Хочешь помочь, Альтана? Тогда, раз ты такая всезнайка, скажи, будь добра, куда подевалось столовое серебро?

– Столовое серебро лежит в сейфе.

– В каком еще сейфе?

– Том, что в спальне.

– Точно?

– Абсолютно.

– А ты откуда знаешь?

– Мне подсказал алгоритм. По статистике столовое серебро всегда лежит в сейфе в спальне.

Я, по правде сказать, даже не помню, чтобы у нас был сейф. Эльвира установила его, когда мы только сюда переехали, хранила в нем фамильные драгоценности, а я, кажется, даже и не заглядывал. Решив поискать там, взбираюсь по невысокой стальной стремянке к верхней полке шкафа, куда этот сейф был встроен. Комбинацию вспоминать не надо: дверца приоткрыта. Должно быть, так и стоит с тех пор, как Эльвира ушла, забрав свои вещи. Все эти годы сейф никого не заботил.

– Альтана, твою мать, а ты права!

Альтана не отвечает: наверное, не слышит из другой комнаты.
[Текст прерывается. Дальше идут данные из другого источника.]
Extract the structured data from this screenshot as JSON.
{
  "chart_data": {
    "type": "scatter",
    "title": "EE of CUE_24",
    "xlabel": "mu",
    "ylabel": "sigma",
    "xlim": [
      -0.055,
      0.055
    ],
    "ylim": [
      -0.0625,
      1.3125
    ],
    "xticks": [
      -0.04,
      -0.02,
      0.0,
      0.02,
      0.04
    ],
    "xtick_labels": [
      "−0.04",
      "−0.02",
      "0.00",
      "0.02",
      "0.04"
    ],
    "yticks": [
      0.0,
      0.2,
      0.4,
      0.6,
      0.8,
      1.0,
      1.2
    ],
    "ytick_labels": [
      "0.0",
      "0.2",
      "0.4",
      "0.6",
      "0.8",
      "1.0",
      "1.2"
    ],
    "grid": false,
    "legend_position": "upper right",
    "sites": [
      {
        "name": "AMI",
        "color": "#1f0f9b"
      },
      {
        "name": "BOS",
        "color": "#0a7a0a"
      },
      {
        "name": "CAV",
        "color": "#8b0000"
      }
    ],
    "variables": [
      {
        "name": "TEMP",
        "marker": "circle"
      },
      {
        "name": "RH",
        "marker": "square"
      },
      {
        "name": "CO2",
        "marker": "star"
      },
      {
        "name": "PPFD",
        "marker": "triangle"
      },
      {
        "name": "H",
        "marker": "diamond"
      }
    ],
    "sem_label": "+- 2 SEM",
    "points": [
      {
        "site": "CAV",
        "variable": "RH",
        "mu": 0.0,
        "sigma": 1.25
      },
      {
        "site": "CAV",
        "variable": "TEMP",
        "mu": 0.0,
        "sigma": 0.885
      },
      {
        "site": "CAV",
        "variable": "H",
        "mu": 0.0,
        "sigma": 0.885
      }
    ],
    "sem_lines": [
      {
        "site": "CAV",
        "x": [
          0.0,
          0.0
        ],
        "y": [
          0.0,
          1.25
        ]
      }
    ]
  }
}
Или я ей надоел, и она, взбунтовавшись, сама себя отключила, как это вскоре сделаю и я. В неглубокой цельнометаллической нише обнаруживаются чемоданчик с серебряными приборами, ручка с золотым пером, подаренная коллегами из Бинтоне в день выхода на пенсию, и старый ежедневник в коленкоровом переплете. Год 1992. Едва удерживая равновесие на узких ступенях стремянки, я уношу добычу вниз и принимаюсь исследовать.
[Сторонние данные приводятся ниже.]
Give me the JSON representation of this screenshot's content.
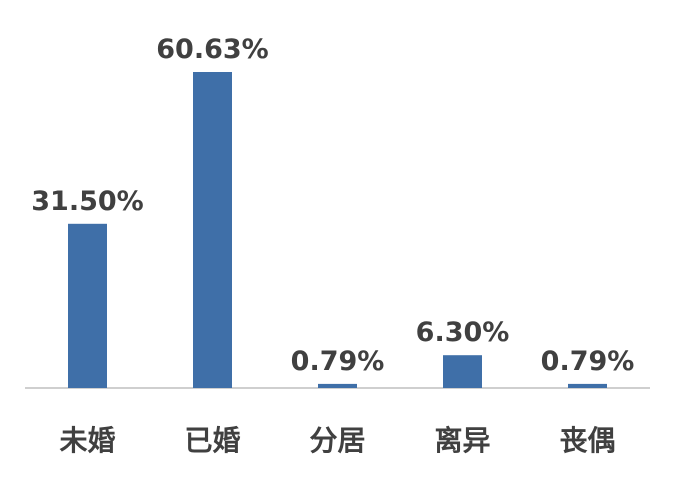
{
  "chart_data": {
    "type": "bar",
    "categories": [
      "未婚",
      "已婚",
      "分居",
      "离异",
      "丧偶"
    ],
    "values": [
      31.5,
      60.63,
      0.79,
      6.3,
      0.79
    ],
    "value_labels": [
      "31.50%",
      "60.63%",
      "0.79%",
      "6.30%",
      "0.79%"
    ],
    "title": "",
    "xlabel": "",
    "ylabel": "",
    "ylim": [
      0,
      60.63
    ],
    "grid": false,
    "legend": "none",
    "colors": {
      "bar": "#3F6FA8",
      "label": "#404040",
      "axis": "#BFBFBF"
    }
  }
}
Страницы ежедневника бледно-желтые, обрез серебряный. Внутри – записанные моим почерком с его округлыми, чуть приземистыми буквами назначения, методы лечения, названия лекарств, номера телефонов: страницы не хватает, чтобы вместить все запланированное на день. Это сегодня я не знаю, чем заняться: полить огородик, почистить вставные зубы, найти вышитую скатерть – вот и вся повестка на неделю. Мне бы такую Альтану тридцать лет назад, а не сейчас. Все-таки виртуальный помощник куда удобнее ежедневника в коленкоровом переплете, теперь же уже никому не нужного. Серебро я уношу на кухню, а ежедневник попросту выбрасываю. Но пока он летит в мусорное ведро, из него что-то выпадает. Прошлое никак не желает меня отпускать.

53

На фотографии мы с Эльбой и наши коллеги-психиатры, снимал почти наверняка Альфредо Квалья по случаю перепрофилирования Бинтоне в Центр ментального здоровья. Из руин памяти вдруг поднимается воспоминание, четкое, как недавно отреставрированный фильм. Мне сорок семь, ей двадцать пять, Берлинская стена пала, коммунизм проиграл, но мы нашу маленькую битву в рамках отдельно взятой психиатрической лечебницы выиграли. Эльба коротко острижена, лицо словно обрамляет соломенная корзинка. В камеру она не смотрит, все трет костяшкой указательного пальца горбинку на носу. В руках у нас бокалы с шампанским: закрытие Бинтоне вроде как знаменует приход нашего корабля в порт, ни я, ни мои коллеги еще не знаем, что плавание только начинается. Помню, по дороге домой я предложил заехать в Мерджеллину, поесть свежей рыбы. Настрой у Эльбы мрачный, за обедом она почти не говорит и еще меньше ест.